According to the SEC’s order instituting a litigated administrative proceeding against Cooper, he began indiscriminately withdrawing money from the hedge fund – WestEnd Partners L.P. – in March 2010.  Cooper mischaracterized the withdrawals as management fees in the fund’s books and records, but they bore no relation to the actual amount of fees that WestEnd had earned.  The SEC Enforcement Division alleges that, in reality, Cooper simply was using the hedge fund as his own private bank.  He had sole authority to transfer money out of the fund, and there were no controls in place at the firm to prevent him from making improper withdrawals.  Once he routed the money into his personal accounts, Cooper purchased a $187,000 Porsche amid other lavish spending.

The SEC Enforcement Division alleges that Cooper, a resident of New Orleans, willfully violated Sections 206(1), 206(2), 206(4), and 207 of the Investment Advisers Act of 1940 and Rule 206(4)-8.  Cooper is charged with aiding, abetting and causing WestEnd’s violations of Section 206(4) and Rule 206(4)-7.

According to the SEC’s order instituting a settled administrative proceeding against WestEnd, Cooper operated the hedge fund with little to no supervision from others at WestEnd, and he had sole discretion to calculate and wire out money that he claimed the fund owed to WestEnd.  Besides its failure to adopt any policies or procedures that imposed the necessary internal controls, WestEnd also failed to maintain several required books and records relating to its finances, including the management fees it collected from the fund.  

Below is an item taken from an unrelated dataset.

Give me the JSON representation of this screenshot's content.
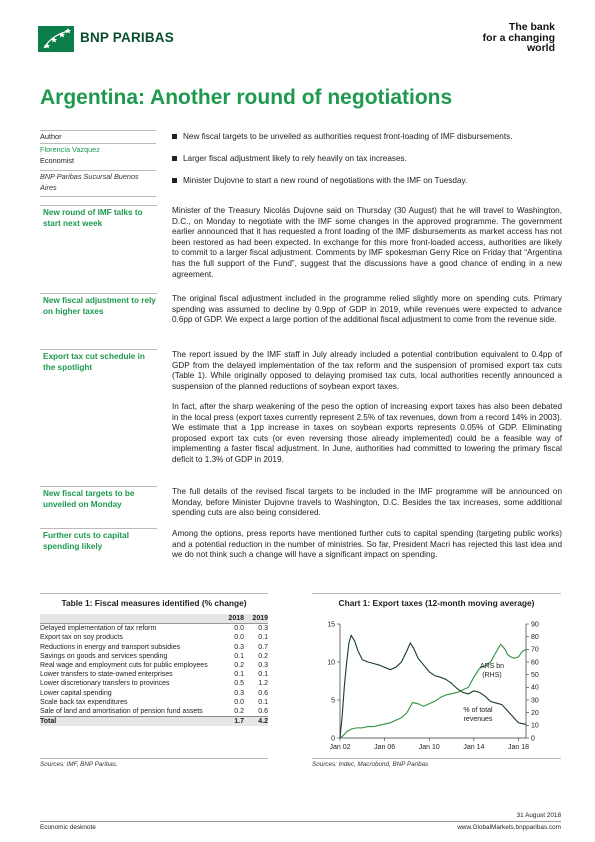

WestEnd consented to the entry of the order finding that it violated Sections 204, 206(4), and 207 of the Advisers Act and Rules 204-2(a)(1), (2), (6), and (7) and 206(4)-7.  The order also finds that WestEnd failed to reasonably supervise Cooper within the meaning of Section 203(e)(6) of the Advisers Act.  In addition to the financial penalty, WestEnd agreed to cease and desist from committing or causing future violations of these provisions without admitting or denying the findings.  The settlement also requires the firm to retain a compliance consultant.

The SEC’s investigation was conducted by Eric Brooks and Erin E. Schneider of the Asset Management Unit in the San Francisco Regional Office.  The SEC’s litigation against Cooper will be led by Sheila O’Callaghan and Mr. Brooks.  The SEC examination that led to the investigation was conducted by Ed Haddad, John Chee, Karah To, and Arturo Hurtado of the San Francisco office’s investment adviser/investment company examination program.